Wie Imandt mir schreibt, geht Heise einem allmählichen Erlöschen entgegen, infolge des zu vielen „Öls“, das er auf die Lebenslampe geschüttet. Im[andt] selbst knurrt bedeutend über die Schotten, bei denen es unmöglich, mehr als 12 Stunden zu brauchen, um ihnen Deutsch beizubringen, welche Schikanen auch immer man anwende. Die Kerls sind aus Geiz dem „Begreifen“ zugetan.

Aber das große Ereignis, das Ereignis wegen dessen ich diese zweite Epistel hart auf dem Fuß der ersten folgen lasse, ist das Ereignis Seiler. Du weißt, wie die Auspizien dieses Sebastian Nothanker aussahen zur Zeit Deiner Anwesenheit hier. Der alte Greengrocer1 zeigte sich rather2 erbittlich, und Seiler selbst, mit dem glücklichen Instinkt, der ihn bezeichnet, fand bald heraus, daß es überhaupt töricht sei, an 200 £ zur Abtragung der Vergangenheit, statt zur Schmierung der Räder der Zukunft zu depensieren. Faßt also den heroischen Entschluß, dem Schwiegervater anzuzeigen, er solle keinen Gläubiger zahlen, vielmehr ruhig zusehn, falls er gesperrt würde. Er wolle dann durch den court of insolvency3 passieren, und so gereinigt, neuen Lebenslauf mit Hilfe des Alten beginnen. Der Alte fand dies sehr praktisch.
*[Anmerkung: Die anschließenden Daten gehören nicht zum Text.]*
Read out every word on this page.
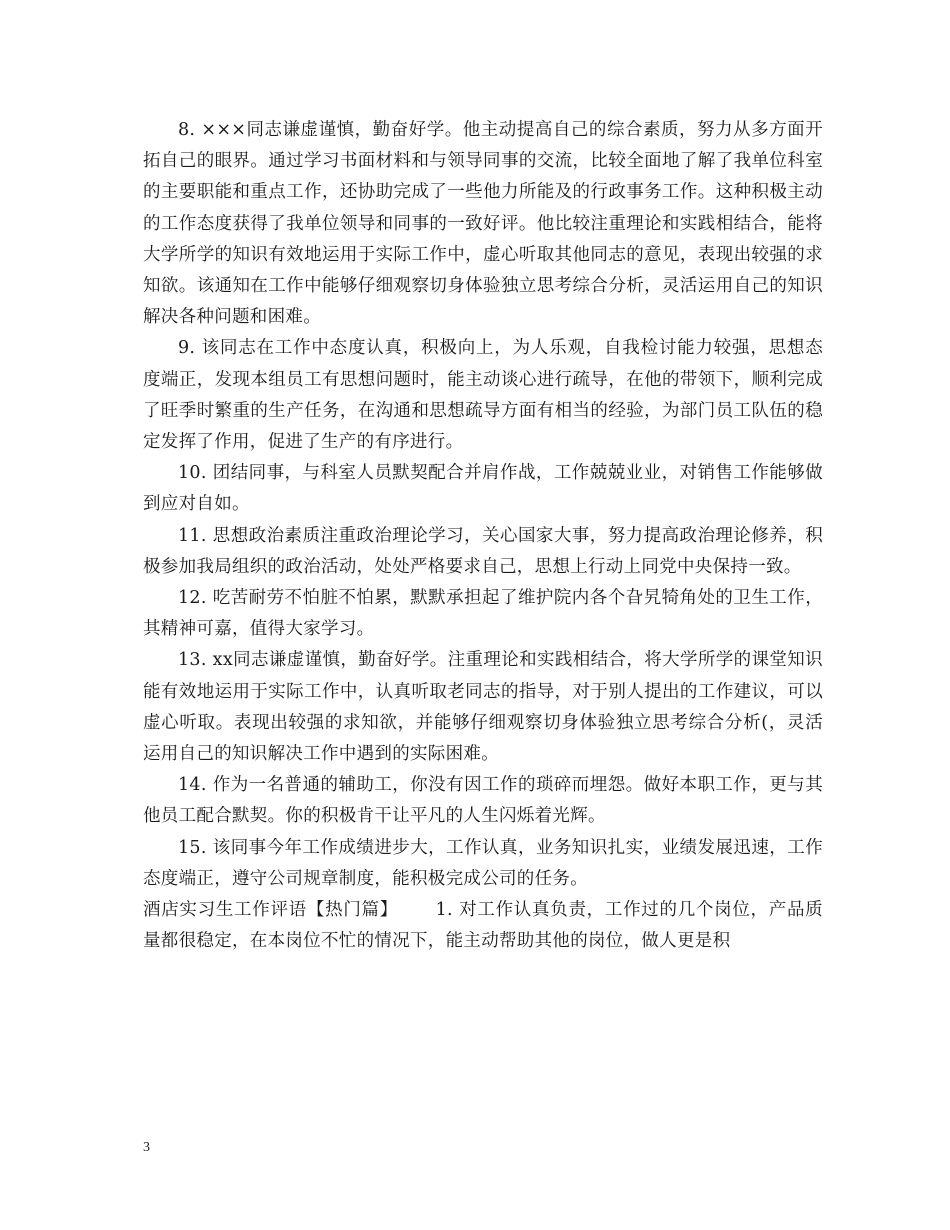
8. ×××同志谦虚谨慎，勤奋好学。他主动提高自己的综合素质，努力从多方面开拓自己的眼界。通过学习书面材料和与领导同事的交流，比较全面地了解了我单位科室的主要职能和重点工作，还协助完成了一些他力所能及的行政事务工作。这种积极主动的工作态度获得了我单位领导和同事的一致好评。他比较注重理论和实践相结合，能将大学所学的知识有效地运用于实际工作中，虚心听取其他同志的意见，表现出较强的求知欲。该通知在工作中能够仔细观察切身体验独立思考综合分析，灵活运用自己的知识解决各种问题和困难。

9. 该同志在工作中态度认真，积极向上，为人乐观，自我检讨能力较强，思想态度端正，发现本组员工有思想问题时，能主动谈心进行疏导，在他的带领下，顺利完成了旺季时繁重的生产任务，在沟通和思想疏导方面有相当的经验，为部门员工队伍的稳定发挥了作用，促进了生产的有序进行。

10. 团结同事，与科室人员默契配合并肩作战，工作兢兢业业，对销售工作能够做到应对自如。

11. 思想政治素质注重政治理论学习，关心国家大事，努力提高政治理论修养，积极参加我局组织的政治活动，处处严格要求自己，思想上行动上同党中央保持一致。

12. 吃苦耐劳不怕脏不怕累，默默承担起了维护院内各个旮旯犄角处的卫生工作，其精神可嘉，值得大家学习。

13. xx同志谦虚谨慎，勤奋好学。注重理论和实践相结合，将大学所学的课堂知识能有效地运用于实际工作中，认真听取老同志的指导，对于别人提出的工作建议，可以虚心听取。表现出较强的求知欲，并能够仔细观察切身体验独立思考综合分析(，灵活运用自己的知识解决工作中遇到的实际困难。

14. 作为一名普通的辅助工，你没有因工作的琐碎而埋怨。做好本职工作，更与其他员工配合默契。你的积极肯干让平凡的人生闪烁着光辉。

15. 该同事今年工作成绩进步大，工作认真，业务知识扎实，业绩发展迅速，工作态度端正，遵守公司规章制度，能积极完成公司的任务。

酒店实习生工作评语【热门篇】 1. 对工作认真负责，工作过的几个岗位，产品质量都很稳定，在本岗位不忙的情况下，能主动帮助其他的岗位，做人更是积

3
Den Seiler kitzelte dabei die Aussicht, in die crapuleuse4 Gesellschaft der Queen's Bench eingeweiht, mit reichlichen Zufuhren von Frau und Schwiegermutter versehn, offne Tafel zu führen und nebenbei sein unsterbliches Werk über Alexander II. zu vollenden – bestehend aus Auszügen aus der A[ugsburger] „A[llgemeinen] Z[eitung]“, die er mit einem zweideutigen Syrup überschmiert hat. Das Geschäft ward also aufgebrochen, at once5. Eine goldne Zeit des farniente6 und der sog. „Geschäftsgänge“ nach der Stadt begann. Die sonderbare Verlegenheit bestand

nun darin, daß trotz der warrants7, die gegen ihn ausgenommen waren, und trotz der ostentatious exhibition8 seiner werten Person in den Straßen von London, kein einziger Gläubiger Anstalt machte, Sebastiani sich zu bemächtigen. Der alte Greengrocer, dessen Glauben an die „Persönlichkeit“ seines Schwiegersohns keineswegs infolge dieser seiner Unverletzbarkeit stieg, sagte ihm, es sei nun Zeit, das Haus zu räumen und sich mit seiner Frau in eine ferne cottage zurückzuziehn. Während des Akts des Ausräumens wurde ein Teil der Möbel noch von wachsamen Gläubigern konfisziert, u. a. 7 Paar Stiefel, dem Sebastian zugehörig, Sebastian trug selbst Sorge, daß auch die „cottage“ kein Geheimnis blieb, indem es keineswegs sein Plan war, mit der Gattin Kartoffel ein zurückgezognes Stilleben zu führen. Kurz und gut, er intrigierete so viel mit der Kartoffel und der Schwiegermutter und dem Greengrocer, daß beschlossen ward, ihn nach der „neuen Welt“ zu senden – of course9 New York – wo er seine Gattin nachkommen lassen soll, sobald er sich eine „Position“ erobert. Die Frage hängt jetzt – er soll diese Woche abreisen – an der Zahl der £, die er als Reisegeld mitnehmen soll. Er verlangt 60 £. Der Greengrocer hält die Hälfte für hinreichend. Sebastians Plan ist, von Amerika aus eine 5-Pfund-note nach der andern aus der teuren Gattin herauszupressen, seinen Bauch zu pflegen, seine „Kaspar Hauser“ und Alexander II. zu edieren und als Strohwitwer niemals der süßen Trennungswehmut von der Kartoffel verlustig zu gehn. Kurios würde es sein, wenn schließlich doch noch ein Gläubiger ihn auffinge. Jedenfalls hat er es erreicht, auch England als „finanzieller“ Flüchtling zu verlassen, nur in mehr respektablen circumstances10 als Deutschland, Belgien und die Schweiz. Sein Plan war, daß Pieper ihn als Gesellschafter begleiten sollte. Pieper war nur scheinbar auf diesen Plan eingegangen, um sich eines Teils der 7 Paar Stiefel zu bemächtigen, worin ihm jedoch die broker11 zuvorkamen.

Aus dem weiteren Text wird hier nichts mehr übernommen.